Probability Framework of the 2008 Crisis

14 min readMar 30, 2023

Note: This work is mostly from HarvardX: Data Science online courses. I’m aiming to be intuitive with Monte Carlo simulations. You can find the Kaggle notebook and find the R codes on my profile link

Central Limit Theorem

It’s helpful to remember the central limit theorem before working on this subject. The theorem says whatever distribution it’s coming from, the sample mean is normally distributed. Even if it’s a uniform distribution or exponential, any distribution that has a mean value, mean of the sample from this distribution is normally distributed. Here are some examples to exactly see this. There is a rule of thumb that the sample size should be at least 30. I can’t dig into this issue and I just selected a sample size very large.

# First we will see the histogram of a uniform distribution:
df.uniform <- data.frame(values = runif(100000))
df.uniform %>%
  ggplot(aes(values)) +
  geom_histogram(aes(y = ..density..), 
                 binwidth = 0.07, 
                 color = "grey",
                 fill = "#336699") +
  ggtitle("Histogram of a random uniform distribution")

# Sampling from a uniform distribution and taking averages:
CLT_unif <- replicate(1000, {
  x <- runif(30) # 30 random variables from a uniform distribution between 0 and 1
  mean(x) # take the average and append it to the object 'CLT_unif'
})

as.data.frame(CLT_unif) %>% 
  ggplot(aes(CLT_unif)) + 
  geom_histogram(aes(y = ..density..), color = "grey", fill = "#336699") +
  geom_density(size = 1) +
  ggtitle("Averages of samples from a uniform distribution")

# This is the histogram of a random exponential distribution:
df.exp <- data.frame(values = rexp(100000))
df.exp %>% 
  ggplot(aes(values)) +
  geom_histogram(aes(y = ..density..), 
                 binwidth = 0.3, 
                 color = "grey",
                 fill = "#ff9933") +
  ggtitle("Histogram of a random exponential distribution")

# Here is the sampling and making histogram of the averages:
CLT_exp <- replicate(1000, {
  x <- rexp(30) # 30 random variables from an exponential distribution
  mean(x) # take the average and append it to the object 'CLT_exp'
})

as.data.frame(CLT_exp) %>%
  ggplot(aes(CLT_exp)) + 
  geom_histogram(aes(y = ..density..), color = "grey", fill = "#ff9933") +
  geom_density(size = 1) +
  ggtitle("Averages of samples from a exponential distribution")

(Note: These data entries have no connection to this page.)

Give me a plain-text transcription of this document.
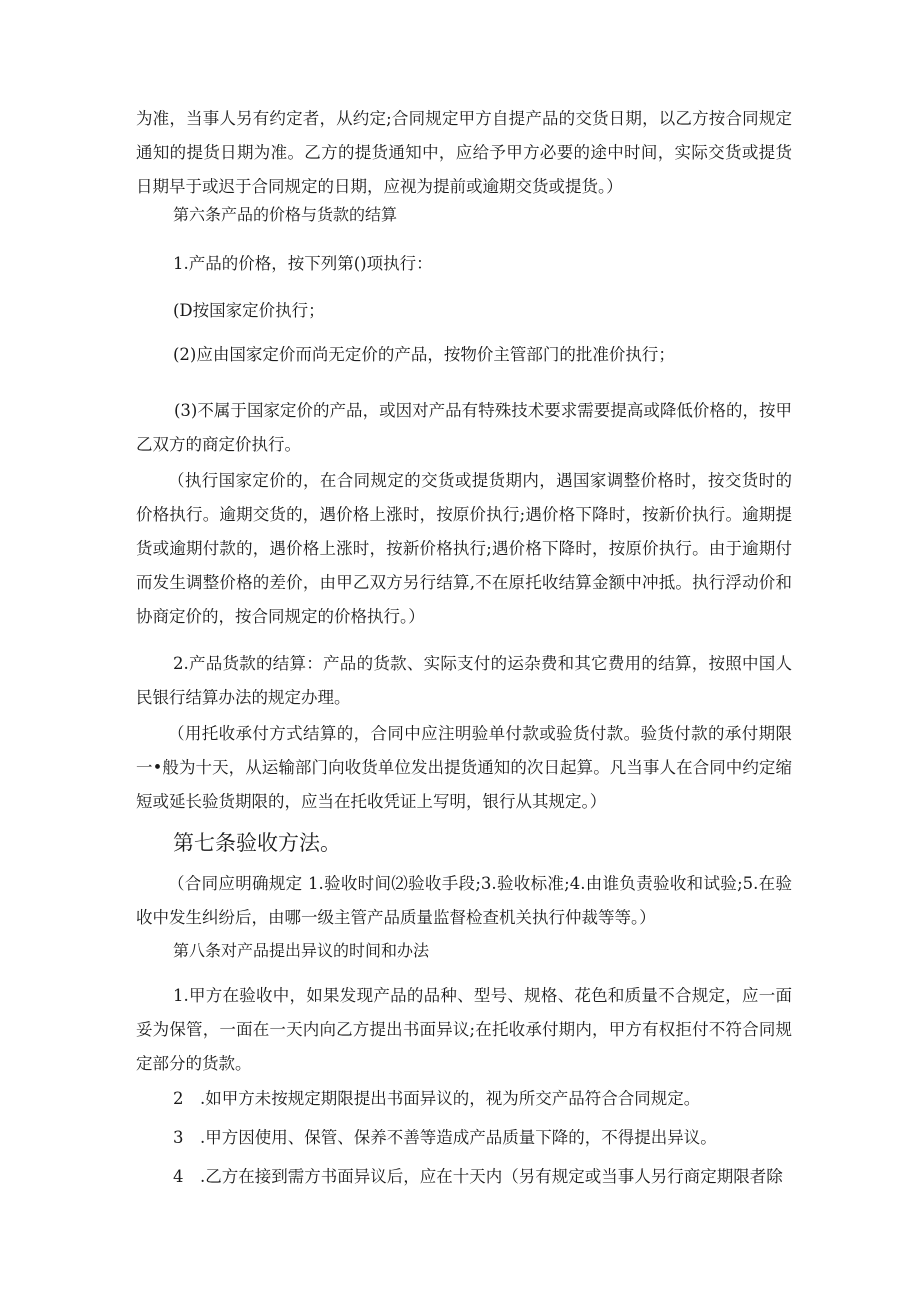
为准，当事人另有约定者，从约定;合同规定甲方自提产品的交货日期，以乙方按合同规定通知的提货日期为准。乙方的提货通知中，应给予甲方必要的途中时间，实际交货或提货日期早于或迟于合同规定的日期，应视为提前或逾期交货或提货。）

第六条产品的价格与货款的结算

1.产品的价格，按下列第()项执行：

(D按国家定价执行；

(2)应由国家定价而尚无定价的产品，按物价主管部门的批准价执行；

(3)不属于国家定价的产品，或因对产品有特殊技术要求需要提高或降低价格的，按甲乙双方的商定价执行。

（执行国家定价的，在合同规定的交货或提货期内，遇国家调整价格时，按交货时的价格执行。逾期交货的，遇价格上涨时，按原价执行;遇价格下降时，按新价执行。逾期提货或逾期付款的，遇价格上涨时，按新价格执行;遇价格下降时，按原价执行。由于逾期付而发生调整价格的差价，由甲乙双方另行结算,不在原托收结算金额中冲抵。执行浮动价和协商定价的，按合同规定的价格执行。）

2.产品货款的结算：产品的货款、实际支付的运杂费和其它费用的结算，按照中国人民银行结算办法的规定办理。

（用托收承付方式结算的，合同中应注明验单付款或验货付款。验货付款的承付期限一•般为十天，从运输部门向收货单位发出提货通知的次日起算。凡当事人在合同中约定缩短或延长验货期限的，应当在托收凭证上写明，银行从其规定。）

第七条验收方法。

（合同应明确规定 1.验收时间⑵验收手段;3.验收标准;4.由谁负责验收和试验;5.在验收中发生纠纷后，由哪一级主管产品质量监督检查机关执行仲裁等等。）

第八条对产品提出异议的时间和办法

1.甲方在验收中，如果发现产品的品种、型号、规格、花色和质量不合规定，应一面妥为保管，一面在一天内向乙方提出书面异议;在托收承付期内，甲方有权拒付不符合同规定部分的货款。

2　.如甲方未按规定期限提出书面异议的，视为所交产品符合合同规定。

3　.甲方因使用、保管、保养不善等造成产品质量下降的，不得提出异议。

4　.乙方在接到需方书面异议后，应在十天内（另有规定或当事人另行商定期限者除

# Finally, example of a poisson distribution: 
df.pois <- data.frame(values = rpois(100000, lambda = 4))
df.pois %>% # histogram of a random poisson distribution
  ggplot(aes(values)) +
  geom_histogram(aes(y = ..density..), 
                 binwidth = 1, 
                 color = "grey",
                 fill = "#009999") +
  ggtitle("Histogram of a random poisson distribution")

CLT_pois <- replicate(1000, {
  x <- rpois(30, lambda = 4) # 30 random variables from a poisson distribution
  mean(x) # take the average and append it to the object 'CLT_pois'
})

as.data.frame(CLT_pois) %>%
  ggplot(aes(CLT_pois)) + 
  geom_histogram(aes(y = ..density..), color = "grey", fill = "#009999") +
  geom_density(size = 1) +
  ggtitle("Averages of samples from a poisson distribution")

As we see, they are all going towards normal distribution. This made a great deal of implementation on science and statistics. We don’t need to care about the distribution of the target population, we can do statistical tests on the sample as if it’s normally distributed. The central limit theorem (CLT) and the expected value are directly relevant to the banking industry. It’s actually the basis of how credits work.

How banks make money

Let’s forget about all technical details and think about the basis of making money from money. A bank (creditor) gives a loan to someone who needs that money today (borrower). The creditor gives the money (creates the money from thin air) and expects the money in the future with a certain interest. For simplicity, we will omit the inflation and the interest rates will be all real interest. The bank gives the loan, say $200,000 with a 2% interest rate, the borrower will pay back $204,000, and that $4,000 is profit for the bank. But there is default risk here. If everything is okay, the bank makes a profit and the borrower is happy. If the borrower defaults, the bank loses not the potential profit but the whole principal ($200,000 in our example). Furthermore, the bank does not give credit to a single person but to many. Some of them will default and some of them will pay back. Let’s say the default risk is 2%. With every hundred borrowers, we ‘expect’ that 2 of them will default and not pay back. What does it mean that we ‘expect’ that 2 will default? Is it certainly 2 or is it around 2? If it’s around 2 will default, how close it will be to 2? Let’s make a simulation and see it ourselves. (For simplicity, let’s just don’t think about where this 2% comes from. Creditors derive this ratio from various sources and it’s not in the scope of this notebook. In this example the 2% is arbitrary but not so far from the real world)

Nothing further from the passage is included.